Figure 14 shows the relationship between the total heat and CH₄ concentration, gas pressure, and H₂ concentration, and its variation trend is the same as that of the increased total heat. Taking the reduction by H₂% = 45, CO% = 45, CH₄% = 0, N₂% = 10 gas mixture as an example, as shown in Figure 14a, the total heat needed is 3649.223 MJ/tFe (gas pressure = 1 atm) and 3636.249 MJ/tFe (gas pressure = 9 atm), and the slight difference is due to the lower reaction heat caused by the increase in pressure. When the gas pressure = 4 atm, as shown in Figure 14b, the total heat needed is 3865.76 MJ/tFe for the reduction by H₂% = 0, CO% = 90, CH₄% = 0, N₂% = 10 gas mixture and 3390.828 MJ/tFe for the reduction by H₂% = 90, CO% = 0, CH₄% = 0, N₂% = 10 gas mixture, and the huge difference is due to the exothermic reaction of CO + Fe₂O₃.

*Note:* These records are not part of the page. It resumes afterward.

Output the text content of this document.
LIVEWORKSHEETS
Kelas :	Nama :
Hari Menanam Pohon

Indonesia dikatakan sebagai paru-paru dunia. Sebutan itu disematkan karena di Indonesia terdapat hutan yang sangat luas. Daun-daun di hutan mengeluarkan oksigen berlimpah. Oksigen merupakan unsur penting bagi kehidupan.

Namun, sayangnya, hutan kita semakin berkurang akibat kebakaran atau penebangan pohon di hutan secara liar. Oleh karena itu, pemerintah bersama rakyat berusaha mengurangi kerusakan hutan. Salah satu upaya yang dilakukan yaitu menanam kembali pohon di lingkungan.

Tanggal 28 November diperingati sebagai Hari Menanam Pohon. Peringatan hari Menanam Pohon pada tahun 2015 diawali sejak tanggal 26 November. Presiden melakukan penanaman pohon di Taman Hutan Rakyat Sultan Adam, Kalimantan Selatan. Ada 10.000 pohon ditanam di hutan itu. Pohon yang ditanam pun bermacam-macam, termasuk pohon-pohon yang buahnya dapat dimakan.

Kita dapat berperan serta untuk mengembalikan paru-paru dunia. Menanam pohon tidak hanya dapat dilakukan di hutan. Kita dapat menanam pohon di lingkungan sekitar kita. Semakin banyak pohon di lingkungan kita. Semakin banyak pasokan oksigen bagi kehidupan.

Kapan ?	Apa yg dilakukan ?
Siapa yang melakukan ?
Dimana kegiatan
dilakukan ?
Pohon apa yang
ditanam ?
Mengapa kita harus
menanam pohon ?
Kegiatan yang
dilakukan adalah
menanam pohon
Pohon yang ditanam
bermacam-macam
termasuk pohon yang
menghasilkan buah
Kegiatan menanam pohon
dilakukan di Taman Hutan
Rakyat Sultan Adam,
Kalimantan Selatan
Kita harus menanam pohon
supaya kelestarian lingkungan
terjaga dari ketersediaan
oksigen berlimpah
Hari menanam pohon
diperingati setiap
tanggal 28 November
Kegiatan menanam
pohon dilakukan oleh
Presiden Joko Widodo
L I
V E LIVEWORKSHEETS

The maximum increase rate in total heat caused by the presence of CH₄ is 10.582% (H₂% = 90, CH₄% =10, gas pressure = 1 atm) compared to the reducing gas without CH₄. An appropriate increase in total heat is acceptable since it saves the amount of H₂ + CO and reduces the purity limit of H₂ + CO. However, the addition of CH₄ requires more heat supply for gas reduction and may increase the carbon content.

4. Conclusions

The minimum free energy method was used to calculate the equilibrium state composition of the reduction of iron oxide by gas with H₂% + CO% = 90 and CH₄% + N₂% = 10 at 900 °C under 1–9 atm, and the following conclusions were obtained:

(1)

Increasing CH₄ concentration, increasing H₂ concentration, or reducing gas pressure can improve the utilization rate of total gas, reduce the reduction gas demand, and increase the total heat needed.

(2)

Under the condition of 900 °C and 1–9 atm, increasing 1 m³ CH₄ can reduce the gas demand of 6.08–7.29 m³, the gas sensible heat needed to be 7.338–8.952 MJ, and the increase in the reaction heat needed to be 10.959–11.189 MJ.

(3)

Compared with 3390.828–3865.760 MJ of the total heat of per ton Fe for the reduction by H₂ + CO, increasing 1 m³ CH₄ can increase the total heat by 2.174–3.703 MJ, and increase ratio is 0.065–0.096%.